4. It would distort the gate's numbers through the accounting artifact described
   above. Crediting integration runs would flip many pattern files from the
   full-file denominator to the narrower instrumented-statement denominator, so
   reported debt would drop for reasons unrelated to new testing.

The net effect on metric quality is that crediting integration runs would trade
a smaller, bounded source of false negatives for a larger source of false
positives and a less faithful, more gameable gate.

## Known limitations and possible future work

- False negatives exist today. A pattern line that only an integration test
  exercises is counted as uncovered, because no integration job collects pattern
  coverage. This understates true coverage for the patterns that are reachable
  only through end-to-end flows. The trade is deliberate: the alternative above
  inflates the numbers more than this understates them.

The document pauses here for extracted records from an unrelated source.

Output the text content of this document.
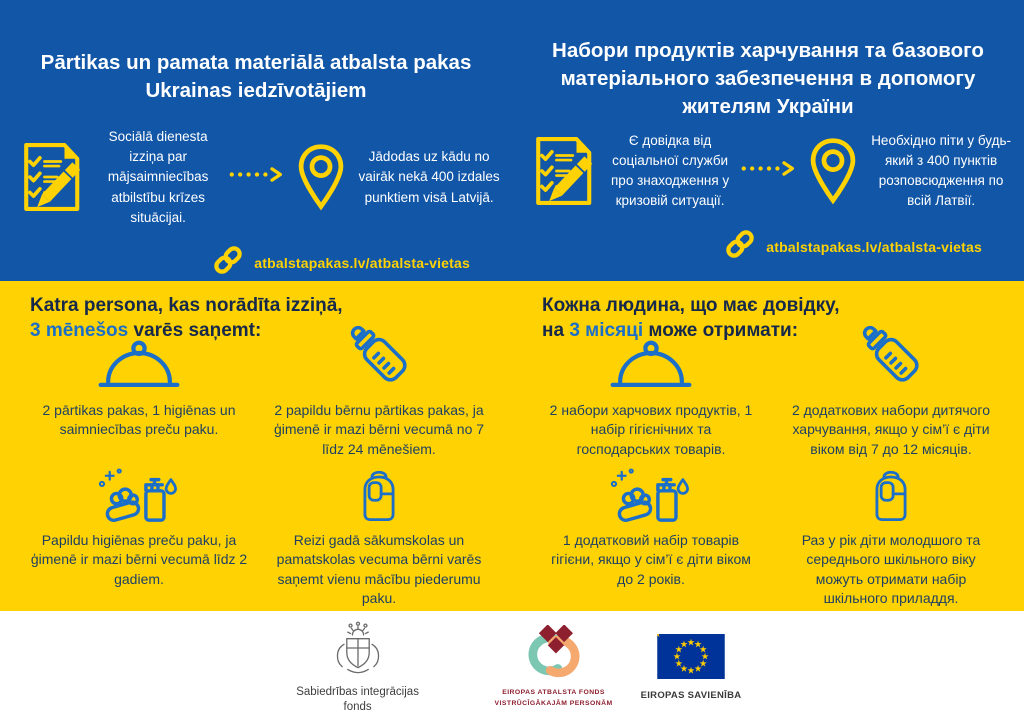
Pārtikas un pamata materiālā atbalsta pakas Ukrainas iedzīvotājiem
Sociālā dienesta izziņa par mājsaimniecības atbilstību krīzes situācijai.
Jādodas uz kādu no vairāk nekā 400 izdales punktiem visā Latvijā.
atbalstapakas.lv/atbalsta-vietas
Набори продуктів харчування та базового матеріального забезпечення в допомогу жителям України
Є довідка від соціальної служби про знаходження у кризовій ситуації.
Необхідно піти у будь-який з 400 пунктів розповсюдження по всій Латвії.
atbalstapakas.lv/atbalsta-vietas
Katra persona, kas norādīta izziņā,
3 mēnešos varēs saņemt:
2 pārtikas pakas, 1 higiēnas un saimniecības preču paku.
2 papildu bērnu pārtikas pakas, ja ģimenē ir mazi bērni vecumā no 7 līdz 24 mēnešiem.
Papildu higiēnas preču paku, ja ģimenē ir mazi bērni vecumā līdz 2 gadiem.
Reizi gadā sākumskolas un pamatskolas vecuma bērni varēs saņemt vienu mācību piederumu paku.
Кожна людина, що має довідку,
на 3 місяці може отримати:
2 набори харчових продуктів, 1 набір гігієнічних та господарських товарів.
2 додаткових набори дитячого харчування, якщо у сім’ї є діти віком від 7 до 12 місяців.
1 додатковий набір товарів гігієни, якщо у сім’ї є діти віком до 2 років.
Раз у рік діти молодшого та середнього шкільного віку можуть отримати набір шкільного приладдя.
Sabiedrības integrācijas fonds
EIROPAS ATBALSTA FONDS
VISTRŪCĪGĀKAJĀM PERSONĀM
EIROPAS SAVIENĪBA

- The record-versus-no-record denominator difference is a pre-existing property
  of the gate, not specific to integration jobs. If pattern coverage is ever
  expanded, normalizing the denominator (always scoring a pattern file against
  the same line set whether or not it has a record) would make the numbers
  easier to trust.

## Related documentation

- [TESTING.md](TESTING.md) — how to run the test suites whose execution this
  coverage is measured from.
- [CI_PERFORMANCE.md](CI_PERFORMANCE.md) — the coverage-debt baseline and ratchet
  markers (`NEW_PERF_BASELINE` and `NEW_COVERAGE_BASELINE`) that gate a pull
  request on the metrics described here.
- [../common/workflows/pattern-testing.md](../common/workflows/pattern-testing.md)
  — writing the pattern unit tests that the `pattern-unit-test` job runs through
  `cf test`, which is the only source of authored-pattern coverage.